For online poker, blockchain represents an ideal of the decentralized environment, a computer network maintained by players and free of interference. Odds embedded in the blockchain can also be provably fair (a trait that does its own marketing) and there’s no central “vault” where deposits are held, so funds come directly from a player’s own digital wallet. Depending on the transaction speed of a particular cryptocurrency, withdrawals and deposits can be instantaneous.

Heads-up Display

Blockchain tech could feasibly be used in quality-of-life functions in poker too, to store information about past hands, tournament results, historic bankroll transactions and so forth. The immutability of data in the blockchain is a benefit but the decentralised nature of the blockchain means that information could be fed into heads-up displays or mobile phones at any time and from anywhere, without the risk of downtime. It can also be shared easily.

Poker, ultimately, is a game of numbers; both pro and novice players use data to sort the fish from the sharks at their games. It’s that kind of reliance on information that has given rise to things like 888poker’s personality quiz, which aims to break down players into numbers and charts to make opponents easier to beat and frustrating behavior at the table (who hasn’t dealt with tilt from time to time?) easier to understand.

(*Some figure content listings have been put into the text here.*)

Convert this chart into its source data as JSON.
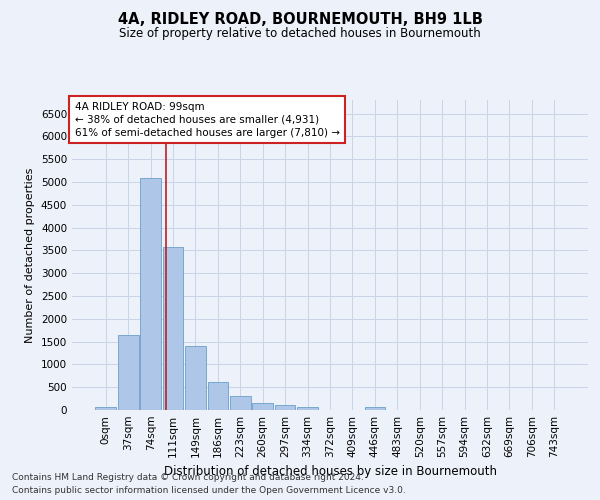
{
  "title": "4A, RIDLEY ROAD, BOURNEMOUTH, BH9 1LB",
  "subtitle": "Size of property relative to detached houses in Bournemouth",
  "xlabel": "Distribution of detached houses by size in Bournemouth",
  "ylabel": "Number of detached properties",
  "categories": [
    "0sqm",
    "37sqm",
    "74sqm",
    "111sqm",
    "149sqm",
    "186sqm",
    "223sqm",
    "260sqm",
    "297sqm",
    "334sqm",
    "372sqm",
    "409sqm",
    "446sqm",
    "483sqm",
    "520sqm",
    "557sqm",
    "594sqm",
    "632sqm",
    "669sqm",
    "706sqm",
    "743sqm"
  ],
  "values": [
    75,
    1650,
    5100,
    3580,
    1400,
    610,
    300,
    150,
    110,
    75,
    0,
    0,
    60,
    0,
    0,
    0,
    0,
    0,
    0,
    0,
    0
  ],
  "bar_color": "#aec6e8",
  "bar_edge_color": "#6a9fc8",
  "grid_color": "#c8d4e8",
  "background_color": "#edf1f9",
  "vline_x": 2.68,
  "vline_color": "#bb2222",
  "annotation_title": "4A RIDLEY ROAD: 99sqm",
  "annotation_line1": "← 38% of detached houses are smaller (4,931)",
  "annotation_line2": "61% of semi-detached houses are larger (7,810) →",
  "annotation_box_color": "#ffffff",
  "annotation_border_color": "#cc2222",
  "ylim": [
    0,
    6800
  ],
  "yticks": [
    0,
    500,
    1000,
    1500,
    2000,
    2500,
    3000,
    3500,
    4000,
    4500,
    5000,
    5500,
    6000,
    6500
  ],
  "footnote1": "Contains HM Land Registry data © Crown copyright and database right 2024.",
  "footnote2": "Contains public sector information licensed under the Open Government Licence v3.0.",
  "title_fontsize": 10.5,
  "subtitle_fontsize": 8.5,
  "xlabel_fontsize": 8.5,
  "ylabel_fontsize": 8,
  "tick_fontsize": 7.5,
  "annotation_fontsize": 7.5,
  "footnote_fontsize": 6.5
}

The obvious question to ask is: how can interested poker chiefs bring the blockchain version of the game to life? The ideal ecosystem for developing the game is Ethereum, an initiative that melds app development with blockchain functionality. Ethereum allows developers to create software that’s impervious to tampering and fraud, traits that engender trust in customers by default. Again, and much like Nakamoto’s original blockchain, Ethereum is also totally transparent, with the cards dealt in each poker game visible in the blockchain, and it’s a safe space for customer details at a time when traditional systems are failing.

Startups

Despite slow uptake, integration with the blockchain has to be the next step for online poker brands – it’s both a functional technology and a superb marketing opportunity. The need to persuade traditionalists and upper management of its virtues remains a barrier to wider adoption, as evidenced by the fact that many blockchain-based companies are startups rather than major brands. Blockchain has yet to see its tenth birthday though so it’s almost inevitable that poker’s relationship with decentralised ledgers will become tighter in the future.